Film, ölmek üzere olan annesiyle genç oğlunun birlikte geçirdikleri son günü anlatıyor. Ölüm ve veda temalarının üzerine kurulan bu filmin olabilecek en yavaş tempoda ilerlemesi belki de söze gelmeyecek bu mefhumları anlatabilmek için en etkili seçim. Yönetmenin filmde sıkça rüzgâr, yaprak hışırtısı gibi doğa seslerine başvurmasını da genç adamın kendi içerisindeki ve filmin genelindeki kaygılı atmosferin bir dışavurumu olarak görebiliriz. Filmde anne ve oğlunun ilişkisindeki küçük anlara dahil olabilmek dışında yönetmenin bize aktardığı çok fazla bir anlatı yok, belki de Sokurov’un kendi seçimi bizzat bu yöndeydi. Zira filmin tohumunu attığı fikir gösterişsiz ve yalın olsa da bu fikrin filizlenirken en kırılgan ve nahif anlara seyirciyi kusursuz bir biçimde şahit tutması muhteşem bir his. Oğlunun annesiyle yaşadığı son anlara sıkıca tutunması adeta seyircinin filme tutunmasıyla paralel işliyor.
Filmin baştan sonra eşsiz güzellikte saf bir sinema olmasının yanı sıra, benim için asıl kıymeti, oluşturduğu maddi alemi kendi rüya atmosferinde yumuşatarak Peygamber Efendimiz’den (s.a.s) bazı Nebevî izleri bana hissettirebilmesi. Filmin başlarında anne ve oğlunun evin bahçesindeki bankta oturdukları bir sahne var. Genç adam bir fotoğraf albümünü almak için eve gidiyor ve döndüğünde annesini bankta uyurken buluyor. Onu o halde görünce, kendi elini annesinin başının altına destek yapıp bir süre öyle bekliyor. Bu sahneleri görmek bana mağarada mahsur kalan ve salih amelleriyle Allah’a dua eden üç arkadaş kıssasını hatırlattı.
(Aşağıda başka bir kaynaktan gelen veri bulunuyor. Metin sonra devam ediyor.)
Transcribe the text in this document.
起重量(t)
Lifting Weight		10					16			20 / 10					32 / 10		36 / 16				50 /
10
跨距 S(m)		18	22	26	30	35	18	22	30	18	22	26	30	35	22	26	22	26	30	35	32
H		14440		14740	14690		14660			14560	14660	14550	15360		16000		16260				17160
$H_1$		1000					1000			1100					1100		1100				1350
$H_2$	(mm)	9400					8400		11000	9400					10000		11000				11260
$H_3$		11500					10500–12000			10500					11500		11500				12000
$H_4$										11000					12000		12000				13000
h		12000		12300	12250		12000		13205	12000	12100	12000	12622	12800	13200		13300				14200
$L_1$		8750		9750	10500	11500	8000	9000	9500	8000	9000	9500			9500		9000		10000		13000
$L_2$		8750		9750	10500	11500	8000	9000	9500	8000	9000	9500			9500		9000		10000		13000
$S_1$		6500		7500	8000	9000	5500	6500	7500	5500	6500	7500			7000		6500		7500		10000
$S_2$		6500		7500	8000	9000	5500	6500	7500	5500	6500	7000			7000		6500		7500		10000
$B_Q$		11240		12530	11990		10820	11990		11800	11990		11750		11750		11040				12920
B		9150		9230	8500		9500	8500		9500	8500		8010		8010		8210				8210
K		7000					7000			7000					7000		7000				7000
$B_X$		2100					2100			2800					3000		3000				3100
Hadiste geçen ve mağaraya sığınan arkadaşlardan birinin de çok yaşlı anne babası var ve onların karnını doyurmadan evdeki diğer kişilere bir şey yedirip içirmeyen biri kendisi. Bir gün eve geldiğinde hayvanların sütlerini sağıp anne ve babasına götürdüğünde onların uyuyakaldığını görüyor. Akabinde onları uyandırmıyor ama geri kalan ev halkının da karnını doyurmasına izin vermiyor. Bu şekilde süt kabı elinde sabaha kadar anne ve babasının başında uyanmasını bekliyor. Sanki hadis-i şerifte bahsedilen ve Allah’ı hoşnut eden o davranışın bir numunesini bu filmde de görmek mümkünmüş gibi hissettim. Ki sadece bu sahneyle de sınırlı değil, filmin devamında da gördüğümüz üzere genç adamın gittiği her yere annesini sırtına alarak gitmesi ve annesinin saçlarını taradığı zamanki kibar ve uysal tavırları ekrandan dışarı çıkarak kişinin annesinin ve babasının, onun cenneti veya cehennemi olabileceği hassasiyetini izleyicilerin içine işleyebiliyor.
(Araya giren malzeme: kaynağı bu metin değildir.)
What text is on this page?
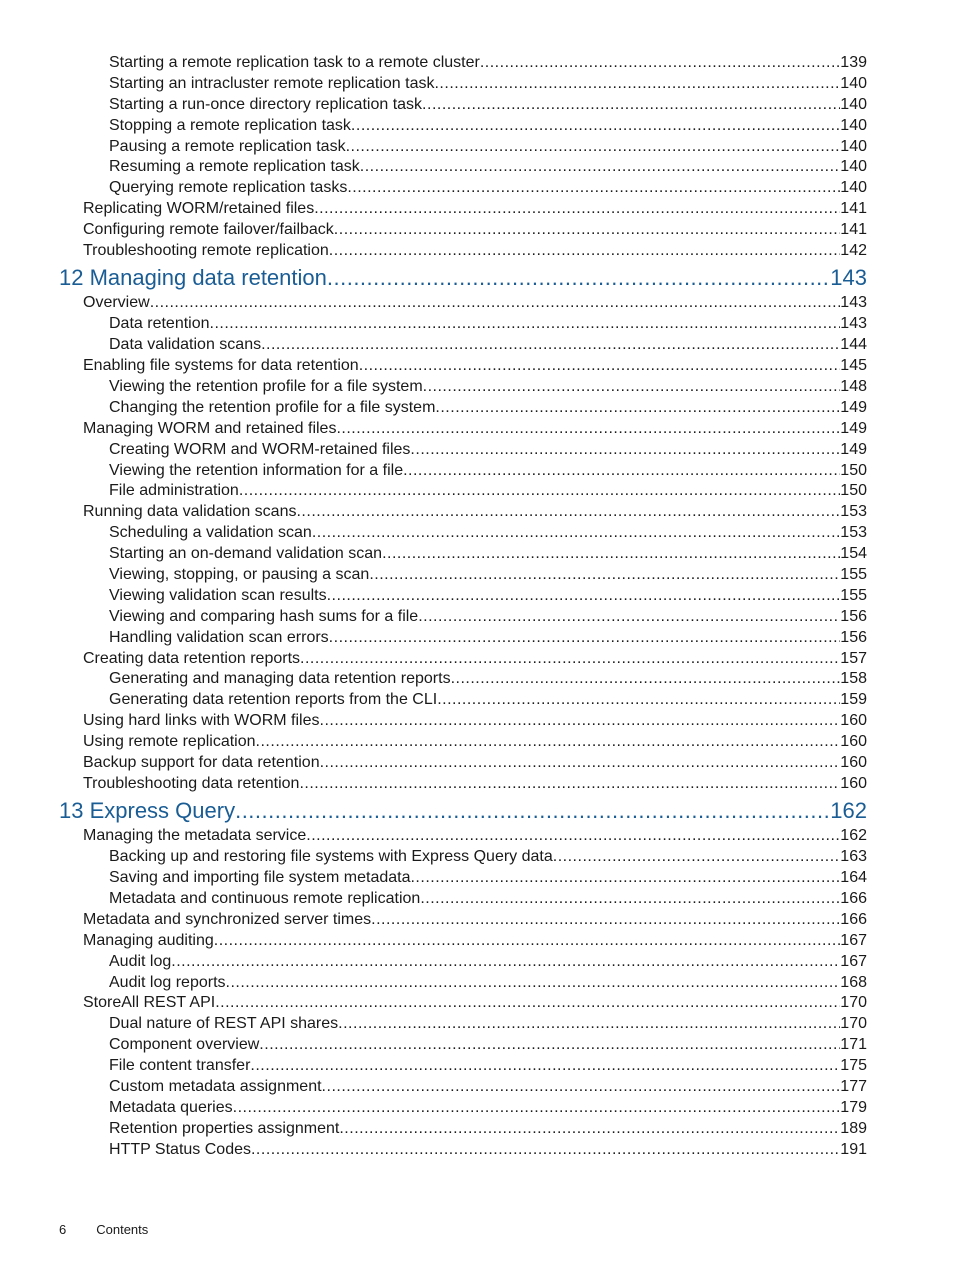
Starting a remote replication task to a remote cluster .....	139
Starting an intracluster remote replication task .....	140
Starting a run-once directory replication task .....	140
Stopping a remote replication task .....	140
Pausing a remote replication task .....	140
Resuming a remote replication task .....	140
Querying remote replication tasks .....	140
Replicating WORM/retained files .....	141
Configuring remote failover/failback .....	141
Troubleshooting remote replication .....	142
12 Managing data retention .....	143
Overview .....	143
Data retention .....	143
Data validation scans .....	144
Enabling file systems for data retention .....	145
Viewing the retention profile for a file system .....	148
Changing the retention profile for a file system .....	149
Managing WORM and retained files .....	149
Creating WORM and WORM-retained files .....	149
Viewing the retention information for a file .....	150
File administration .....	150
Running data validation scans .....	153
Scheduling a validation scan .....	153
Starting an on-demand validation scan .....	154
Viewing, stopping, or pausing a scan .....	155
Viewing validation scan results .....	155
Viewing and comparing hash sums for a file .....	156
Handling validation scan errors .....	156
Creating data retention reports .....	157
Generating and managing data retention reports .....	158
Generating data retention reports from the CLI .....	159
Using hard links with WORM files .....	160
Using remote replication .....	160
Backup support for data retention .....	160
Troubleshooting data retention .....	160
13 Express Query .....	162
Managing the metadata service .....	162
Backing up and restoring file systems with Express Query data .....	163
Saving and importing file system metadata .....	164
Metadata and continuous remote replication .....	166
Metadata and synchronized server times .....	166
Managing auditing .....	167
Audit log .....	167
Audit log reports .....	168
StoreAll REST API .....	170
Dual nature of REST API shares .....	170
Component overview .....	171
File content transfer .....	175
Custom metadata assignment .....	177
Metadata queries .....	179
Retention properties assignment .....	189
HTTP Status Codes .....	191
6 Contents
Uzun lafın kısası, Sokurov’un rüya ve gerçeklik arasında çizgileri bulanıklaştırarak izleyiciye sunduğu alem bizi bambaşka yerlerden tutabiliyor. Üstelik, kalbimizi daha rakik bir hale getirerek bizi Allah’a yakınlaştırması benim nezdimde sanatın yapması gereken ve yapabileceği en güzel şey. Netice itibariyle yazıyı bir dua ile bitirmek isterim: Allah kendisine onunla iltica edebileceğimiz salih ve samimi ameller yapmamızı bizlere kolaylaştırsın, belki bu vesileyle içinde bulunduğumuz mağaranın önündeki taşlar da yavaşça devinir.
[1] Mustafa Mencütekin, Lacan ve Sinema Sanatı, İstanbul, Arı Sanat Yayınları, 2014, s. 60.